On the good side you have swing-state victories like the one we saw in Oregon, where voters approved two ballot measures raising taxes on their state's wealthiest residents and corporations. You also have a battle happening in the Colorado legislature, led by Democratic Gov. Bill Ritter and Democratic legislators, who are courageously pushing to suspend 13 tax subsidies and exemptions for corporate special interests (Listen to my Friday interview with Ritter about taxes starting at 28 minutes into this podcast - he threatens a veto of the regressive grocery tax corporate interests have been pushing as a replacement to Democrats' proposals).
But you also have states like Indiana, which, according to the Wall Street Journal, are looking to cap property taxes "despite cuts in fire, police and other local services the limits have caused."
These are big, transformative and much overdo skirmishes about what we as a society value - and do not value.
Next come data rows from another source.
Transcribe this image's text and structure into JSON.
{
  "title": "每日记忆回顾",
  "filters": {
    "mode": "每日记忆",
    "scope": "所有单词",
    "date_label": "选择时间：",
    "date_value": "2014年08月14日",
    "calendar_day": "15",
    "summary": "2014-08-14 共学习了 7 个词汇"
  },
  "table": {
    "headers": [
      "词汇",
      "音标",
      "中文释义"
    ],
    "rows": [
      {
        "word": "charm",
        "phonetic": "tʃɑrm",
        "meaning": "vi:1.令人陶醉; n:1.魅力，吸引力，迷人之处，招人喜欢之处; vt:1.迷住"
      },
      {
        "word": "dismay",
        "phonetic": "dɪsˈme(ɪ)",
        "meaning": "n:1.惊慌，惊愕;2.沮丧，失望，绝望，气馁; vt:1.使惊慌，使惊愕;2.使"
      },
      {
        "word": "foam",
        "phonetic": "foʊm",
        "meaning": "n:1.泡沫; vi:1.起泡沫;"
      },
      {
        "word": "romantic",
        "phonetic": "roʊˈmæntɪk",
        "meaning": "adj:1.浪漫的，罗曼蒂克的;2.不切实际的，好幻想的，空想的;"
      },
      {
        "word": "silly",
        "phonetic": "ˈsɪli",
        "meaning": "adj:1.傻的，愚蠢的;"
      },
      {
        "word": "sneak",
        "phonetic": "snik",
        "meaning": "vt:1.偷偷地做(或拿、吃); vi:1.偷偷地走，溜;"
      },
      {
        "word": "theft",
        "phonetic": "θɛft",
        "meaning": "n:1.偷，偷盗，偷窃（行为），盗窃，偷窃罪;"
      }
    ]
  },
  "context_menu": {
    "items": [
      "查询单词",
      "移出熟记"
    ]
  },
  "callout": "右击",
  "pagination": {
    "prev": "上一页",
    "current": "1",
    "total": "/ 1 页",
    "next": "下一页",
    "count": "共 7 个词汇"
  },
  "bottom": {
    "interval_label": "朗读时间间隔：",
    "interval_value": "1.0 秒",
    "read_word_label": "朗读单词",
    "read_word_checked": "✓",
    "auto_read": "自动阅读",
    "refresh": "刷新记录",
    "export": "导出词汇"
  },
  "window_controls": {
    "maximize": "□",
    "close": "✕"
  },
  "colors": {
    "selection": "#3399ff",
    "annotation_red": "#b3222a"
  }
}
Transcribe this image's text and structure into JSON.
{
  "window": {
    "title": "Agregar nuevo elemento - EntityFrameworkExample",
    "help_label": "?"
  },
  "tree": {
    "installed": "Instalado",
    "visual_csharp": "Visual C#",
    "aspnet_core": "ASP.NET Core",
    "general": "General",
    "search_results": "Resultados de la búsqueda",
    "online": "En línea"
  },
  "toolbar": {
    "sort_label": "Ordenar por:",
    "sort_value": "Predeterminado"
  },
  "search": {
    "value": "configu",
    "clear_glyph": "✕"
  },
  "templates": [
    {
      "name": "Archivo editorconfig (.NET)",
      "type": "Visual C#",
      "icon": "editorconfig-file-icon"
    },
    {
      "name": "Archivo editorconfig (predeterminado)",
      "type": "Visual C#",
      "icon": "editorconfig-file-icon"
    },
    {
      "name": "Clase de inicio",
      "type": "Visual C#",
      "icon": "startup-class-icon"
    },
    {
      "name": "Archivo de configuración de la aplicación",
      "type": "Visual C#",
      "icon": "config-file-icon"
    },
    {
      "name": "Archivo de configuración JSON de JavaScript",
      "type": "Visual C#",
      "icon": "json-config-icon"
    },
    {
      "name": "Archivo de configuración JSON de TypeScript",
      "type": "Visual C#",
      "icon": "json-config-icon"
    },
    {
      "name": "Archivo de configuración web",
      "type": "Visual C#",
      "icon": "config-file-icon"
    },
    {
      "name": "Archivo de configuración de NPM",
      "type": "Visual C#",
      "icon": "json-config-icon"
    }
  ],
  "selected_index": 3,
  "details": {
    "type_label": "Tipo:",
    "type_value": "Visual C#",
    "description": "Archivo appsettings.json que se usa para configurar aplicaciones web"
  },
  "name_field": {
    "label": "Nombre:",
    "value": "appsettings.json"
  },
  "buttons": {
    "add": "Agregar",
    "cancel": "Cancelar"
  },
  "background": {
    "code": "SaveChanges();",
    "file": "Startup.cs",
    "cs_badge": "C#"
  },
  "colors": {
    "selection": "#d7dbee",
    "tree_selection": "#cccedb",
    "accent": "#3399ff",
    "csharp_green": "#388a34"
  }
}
And to know the stakes are high, just look at perhaps the single most conservative, anti-tax and anti-government bastion in America - Colorado Springs.
The hometown of Focus on the Family, The Springs (as we call it out here in Colorado) is where the so-called Taxpayer Bill of Rights originated. TABOR, for those who don't know, prevents the state legislature from ever raising taxes, and forces massive spending cuts during times of recession. And now, as the Denver Post reports, the city - which has legislated much of the anti-tax fervor into municipal ordinance - has become a shining example of what happens to a community when conservatives' anti-tax policies are distilled into their most pure form:
COLORADO SPRINGS -- This tax-averse city is about to learn what it looks and feels like when budget cuts slash services most Americans consider part of the urban fabric.
More than a third of the streetlights in Colorado Springs will go dark Monday. The police helicopters are for sale on the Internet. The city is dumping firefighting jobs, a vice team, burglary investigators, beat cops -- dozens of police and fire positions will go unfilled.
The parks department removed trash cans last week, replacing them with signs urging users to pack out their own litter.
Neighbors are encouraged to bring their own lawn mowers to local green spaces, because parks workers will mow them only once every two weeks. If that.
Water cutbacks mean most parks will be dead, brown turf by July; the flower and fertilizer budget is zero.
"I guess we're going to find out what the tolerance level is for people," said businessman Chuck Fowler, who is helping lead a private task force brainstorming for city budget fixes. "It's a new day."
The next time you hear a conservative prattle on about how much he/she hates taxes and how the solution to all problems in America is to cut taxes, remember Colorado Springs. It is the anti-tax zealot's nirvana - and it shows what America would look like if our politics continue to be dominated by the me-first, screw-everyone-else crowd and their tax-hating ways.